For immutability, you’re encouraged to create immutable val
declarations:
val a = 1 // immutable variable
You’re also encouraged to use immutable collections classes like List
and Map
:
val b = List(1,2,3) // List is immutable
val c = Map(1 -> "one") // Map is immutable
Case classes are primarily intended for use in domain modeling, and their parameters are immutable:
case class Person(name: String)
val p = Person("Michael Scott")
p.name // Michael Scott
p.name = "Joe" // compiler error (reassignment to val name)
As shown in the previous section, Scala collections classes support higher-order functions, and you can pass methods (not shown) and anonymous functions into them:
a.dropWhile(_ < 25)
a.filter(_ < 25)
a.takeWhile(_ < 30)
a.filter(_ < 30).map(_ * 10)
nums.sortWith(_ < _)
nums.sortWith(_ > _)
match
expressions let you use pattern matching, and they truly are expressions that return values:
val numAsString = i match {
case 1 | 3 | 5 | 7 | 9 => "odd"
case 2 | 4 | 6 | 8 | 10 => "even"
case _ => "too big"
}
val numAsString = i match
case 1 | 3 | 5 | 7 | 9 => "odd"
case 2 | 4 | 6 | 8 | 10 => "even"
case _ => "too big"
Because they can return values, they’re often used as the body of a method:
def isTruthy(a: Matchable) = a match {
case 0 | "" => false
case _ => true
}
def isTruthy(a: Matchable) = a match
case 0 | "" => false
case _ => true
9) Ecosystem libraries
Scala libraries for functional programming like Cats and Zio are leading-edge libraries in the FP community. All of the buzzwords like high-performance, type safe, concurrent, asynchronous, resource-safe, testable, functional, modular, binary-compatible, efficient, effects/effectful, and more, can be said about these libraries.

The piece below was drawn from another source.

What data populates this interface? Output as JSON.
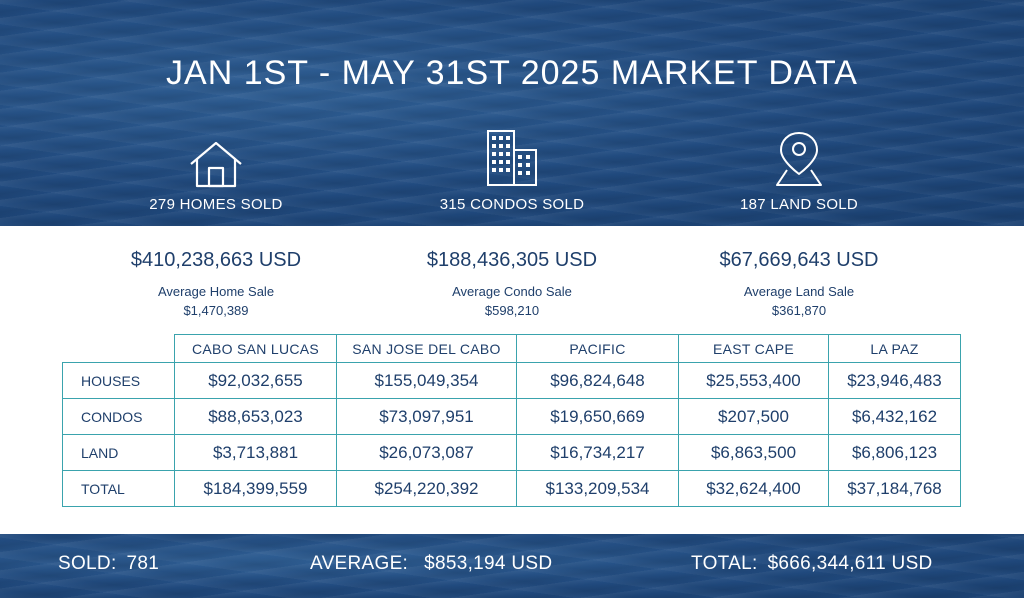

We could list hundreds of libraries here, but fortunately they’re all listed in another location: For those details, see the “Awesome Scala” list.
10) Strong type system
Scala has a strong type system, and it’s been improved even more in Scala 3. Scala 3’s goals were defined early on, and those related to the type system include:
- Simplification
- Eliminate inconsistencies
- Safety
- Ergonomics
- Performance
Simplification comes about through dozens of changed and dropped features.
For instance, the changes from the overloaded implicit
keyword in Scala 2 to the terms given
and using
in Scala 3 make the language more clear, especially for beginning developers.
Eliminating inconsistencies is related to the dozens of dropped features, changed features, and added features in Scala 3. Some of the most important features in this category are:
- Intersection types
- Union types
- Implicit function types
- Dependent function types
- Trait parameters
- Generic tuples
Safety is related to several new and changed features:
- Multiversal equality
- Restricting implicit conversions
- Null safety
- Safe initialization
Good examples of ergonomics are enumerations and extension methods, which have been added to Scala 3 in a very readable manner:
// enumeration
enum Color:
case Red, Green, Blue
// extension methods
extension (c: Circle)
def circumference: Double = c.radius * math.Pi * 2
def diameter: Double = c.radius * 2
def area: Double = math.Pi * c.radius * c.radius
Performance relates to several areas. One of those is opaque types. In Scala 2 there were several attempts to create solutions to keep with the Domain-driven design (DDD) practice of giving values more meaningful types. These attempts included:
- Type aliases
- Value classes
- Case classes
Unfortunately all of these approaches had weaknesses, as described in the Opaque Types SIP. Conversely, the goal of opaque types, as described in that SIP, is that “operations on these wrapper types must not create any extra overhead at runtime while still providing a type safe use at compile time.”
For more type system details, see the Reference documentation.
Other great features
Scala has many great features, and choosing a Top 10 list can be subjective. Several surveys have shown that different groups of developers love different features. Hopefully you’ll discover more great Scala features as you use the language.